‘She decided to become a great viewer’

FOAM magazine n. 60, 2021

‘She decided she would become a great viewer’

by David Campany

At the gallery, she found the photographs on the wall compelling, but disturbing and confusing. So, she looked for some kind of text on the wall. Sure enough, the words took away her difficult feelings. She looked again at the images. She now knew what to think about them, and how to think. She now felt somehow inside the images, inside the mind of the institution, and no longer alienated. It felt comfortable, like learning a lesson well.

She left the gallery and walked to her favourite café, to read for a while.

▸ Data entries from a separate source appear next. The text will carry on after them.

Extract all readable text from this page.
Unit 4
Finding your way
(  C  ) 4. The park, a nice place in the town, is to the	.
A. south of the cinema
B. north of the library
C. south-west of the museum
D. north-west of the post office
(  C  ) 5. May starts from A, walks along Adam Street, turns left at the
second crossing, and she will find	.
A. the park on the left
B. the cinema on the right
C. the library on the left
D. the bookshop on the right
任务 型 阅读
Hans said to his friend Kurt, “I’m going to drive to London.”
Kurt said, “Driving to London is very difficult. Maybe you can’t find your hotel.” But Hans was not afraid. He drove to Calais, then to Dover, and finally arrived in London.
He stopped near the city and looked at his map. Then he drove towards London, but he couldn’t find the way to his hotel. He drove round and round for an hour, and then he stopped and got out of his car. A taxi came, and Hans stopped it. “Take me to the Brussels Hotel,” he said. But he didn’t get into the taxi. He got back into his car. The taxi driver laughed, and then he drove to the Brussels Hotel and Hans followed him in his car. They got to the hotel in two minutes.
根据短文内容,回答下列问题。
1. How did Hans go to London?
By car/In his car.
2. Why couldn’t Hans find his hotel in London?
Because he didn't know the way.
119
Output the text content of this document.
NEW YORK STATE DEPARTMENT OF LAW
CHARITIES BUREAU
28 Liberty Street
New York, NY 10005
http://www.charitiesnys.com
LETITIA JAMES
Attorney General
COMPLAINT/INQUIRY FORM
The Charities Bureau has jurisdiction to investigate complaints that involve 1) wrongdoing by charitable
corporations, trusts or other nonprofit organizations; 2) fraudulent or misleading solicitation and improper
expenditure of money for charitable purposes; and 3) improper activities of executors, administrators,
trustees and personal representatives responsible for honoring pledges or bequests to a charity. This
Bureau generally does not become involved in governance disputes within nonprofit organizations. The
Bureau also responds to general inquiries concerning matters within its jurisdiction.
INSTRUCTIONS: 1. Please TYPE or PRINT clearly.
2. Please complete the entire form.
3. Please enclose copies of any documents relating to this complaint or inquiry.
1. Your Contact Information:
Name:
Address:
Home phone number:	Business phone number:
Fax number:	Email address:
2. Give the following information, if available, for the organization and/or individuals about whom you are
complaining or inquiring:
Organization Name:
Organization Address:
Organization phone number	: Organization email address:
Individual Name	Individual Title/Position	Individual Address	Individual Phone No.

She took out her anthology of writings by Goethe and turned to a favourite passage. It is as hard to read a great novel as it is to write one. Years ago, this idea had affected her deeply. She thought again about her experience in the gallery, and felt guilty about how she had not been able or willing to confront the feelings of confusion and disturbance the images had caused. “There is no great art without great viewers”, she thought to herself.  She had not been a great viewer.

The words on the wall had not encouraged her to respond to the images for herself. They had not offered an occasion for unpredictable interpretation. They had not set her free. The words had ‘explained’ the images, although she knew, deep down, that images cannot really be explained, cannot be tamed or made accountable. The words had declared the artist’s intentions and their frame of reference, and in the reading of them, she had lost much of her own intention and frame of reference.

She wondered why this never happened with her experience of literature or music. Neither of those art forms led her to look for words of explanation. Literature and music encouraged her to value her own response. They allowed her to enjoy and explore on her own terms. Contemporary art rarely did this for her. Why was that? Did contemporary art fear ambiguity and nuance? Did art institutions fear them? Did artists make work knowing, and relying upon the idea that words could manage the fear?  Surely art is not what is said on its behalf. She finished her coffee. Perhaps it was to do with photography, a medium so often encountered through words; a medium so often contained by language that its essential uncertainties can cause extra consternation.

She took out her phone, switched on the camera and held it up. Framing the view of the street through the café window, she watched the people pass across her screen. Now and again, she tapped the screen to make photos, and looked at them. Mute and immobile extracts. She pointed the camera down at the open page of Goethe on the table. Zooming in, she reread the words, and decided not to photograph them. She enjoyed being a great reader and a great listener. She decided she would become a great viewer.